InspireMD has announced new results from the iMOS (International MGuard Observational Study) Prime registry demonstrating that use of the MGuard Prime in cases of acute ST-segment elevation myocardial infarction (STEMI) patients undergoing percutaneous coronary intervention resulted in complete ST-resolution in approximately 75% of cases, and a 2.2% rate of major adverse cardiac events (MACE) at 30 days, including zero cases of mortality.
The iMOS Prime registry evaluated the ’real world’ clinical performance of the MGuard Prime coronary stent system in patients with acute STEMI undergoing percutaneous coronary intervention. Between December 13 2012 and March 19 2014, there were 97 patients with STEMI enrolled at two sites in the Netherlands.

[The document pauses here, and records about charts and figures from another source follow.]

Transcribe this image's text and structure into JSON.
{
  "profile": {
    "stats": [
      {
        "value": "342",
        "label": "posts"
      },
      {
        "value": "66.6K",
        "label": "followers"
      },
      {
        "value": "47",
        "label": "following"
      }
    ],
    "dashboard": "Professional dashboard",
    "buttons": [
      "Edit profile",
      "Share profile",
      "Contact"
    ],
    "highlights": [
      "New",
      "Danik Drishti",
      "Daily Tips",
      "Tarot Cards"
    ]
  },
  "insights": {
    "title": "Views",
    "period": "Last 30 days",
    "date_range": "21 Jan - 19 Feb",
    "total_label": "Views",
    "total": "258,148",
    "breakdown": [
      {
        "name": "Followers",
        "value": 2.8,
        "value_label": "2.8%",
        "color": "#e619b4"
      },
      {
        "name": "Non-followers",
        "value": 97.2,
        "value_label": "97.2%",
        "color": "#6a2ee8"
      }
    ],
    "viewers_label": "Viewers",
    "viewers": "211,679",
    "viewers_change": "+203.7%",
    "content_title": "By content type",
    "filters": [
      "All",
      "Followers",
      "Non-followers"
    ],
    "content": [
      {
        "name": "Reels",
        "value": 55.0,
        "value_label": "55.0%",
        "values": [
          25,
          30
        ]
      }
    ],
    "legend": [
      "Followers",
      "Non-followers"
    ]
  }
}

“I have treated many patients with coronary disease requiring a thrombus management solution over the years and I am excited to share results from the recently completed iMOS Prime registry in a real world setting which looked at the MGuard Prime embolic protection system performance,” states Giovanni Amoroso, interventional cardiologist at OLVG Hospital in The Netherlands. “This iMOS registry is the first study done exclusively with the lower profile MGuard Prime embolic protection system. I am happy to report that device success was achieved in 100% of all cases. In addition, TIMI 3 flow was achieved 92% of the time, complete ST-resolution was achieved in approximately 75% of the cases, and finally, 30 day all-cause mortality was 0%. We plan to continue to follow the patients out to 12 months.”
The iMOS Prime registry achieved a 2.2% rate of major adverse cardiac events rate at 30 days, the primary endpoint for the study.